ValueError('cannot reshape array of size 8 into shape (2704)\nIn tower 0 on device cpu') with no additional details about the stack trace even in local mode.

Hey @aadharna, could you post either your:
a) get_initial_state method of your custom Model (this must return a list of non-batched (no batch dim!) internal state tensors).
or
b) the self.view_requirements that your custom Model generates in its c’tor (if applicable).

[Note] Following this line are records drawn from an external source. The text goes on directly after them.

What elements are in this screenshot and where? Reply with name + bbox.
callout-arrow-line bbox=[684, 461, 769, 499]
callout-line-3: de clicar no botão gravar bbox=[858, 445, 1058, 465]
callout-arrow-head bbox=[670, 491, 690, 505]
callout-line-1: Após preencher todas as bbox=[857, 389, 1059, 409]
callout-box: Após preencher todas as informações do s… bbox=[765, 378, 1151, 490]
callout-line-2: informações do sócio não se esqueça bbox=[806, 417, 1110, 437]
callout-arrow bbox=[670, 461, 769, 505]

I think the error lies somewhere there.

Here is the get_initial_state method:

    @override(ModelV2)
    def get_initial_state(self):  # -> List[np.ndarray]:
        """Get the initial recurrent state values for the model.

        Returns:
            List[np.ndarray]: List of np.array objects containing the initial
                hidden state of an RNN, if applicable.

        """
        h = [self.conv.weight.new(
                1, self.cell_size).zero_()]
        return h

And here is the view requirements:

example_network_factory_build_info = {
        'action_space': MultiDiscrete([15, 15,  6,  2]),
        'obs_space': Box(0.0, 255.0, (15, 15, 4), np.float64),
        'model_config': {'length': 15, 'width': 15, 'placements': 50},
        'num_outputs': sum([15, 15,  6,  2]),
        'name': 'pcgrl'
    }
adversary.view_requirements
Out[3]: {'obs': <ray.rllib.policy.view_requirement.ViewRequirement at 0x1c2f2a43a08>}
adversary.view_requirements['obs'].space
Out[4]: Box(0.0, 255.0, (15, 15, 4), float64)

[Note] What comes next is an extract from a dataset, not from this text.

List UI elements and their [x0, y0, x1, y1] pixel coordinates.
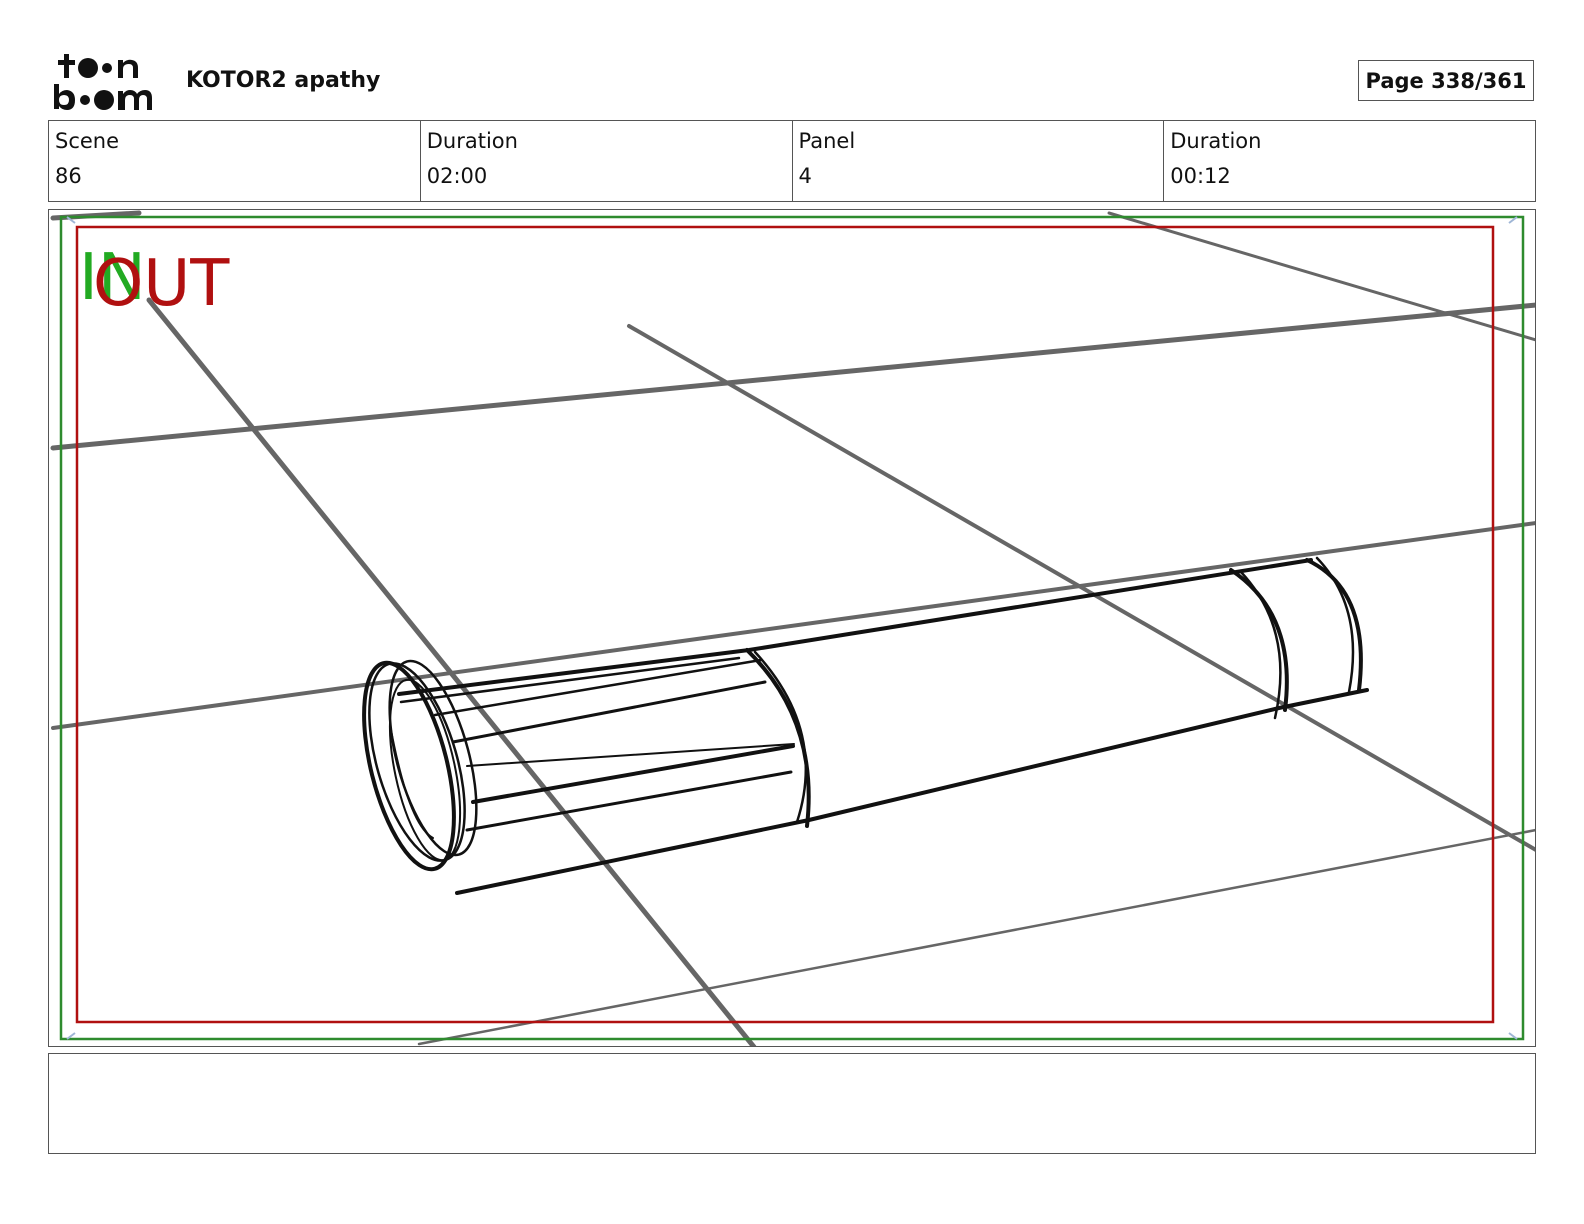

When I return: [self.conv.weight.new(1, self.cell_size).zero_().squeeze(0)] in the get_initial_state function, and remove the hacky batch fixing code, it results in an error: Input batch size 32 doesn't match hidden0 batch size 4

When I add back in the

        if not h_in.shape[0] == x.shape[0]:
            missing_h = self.conv.weight.new(x.shape[0] - h_in.shape[0], h_in.shape[1]).zero_()
            h_in = torch.vstack((h_in, missing_h))

and have the squeeze, it seems to run. But that still leaves my original question of: why is seq_len four 8s rather than thirty-two 1s since it seems that the batch size is determined by len(seq_len) rather than sum(seq_len)?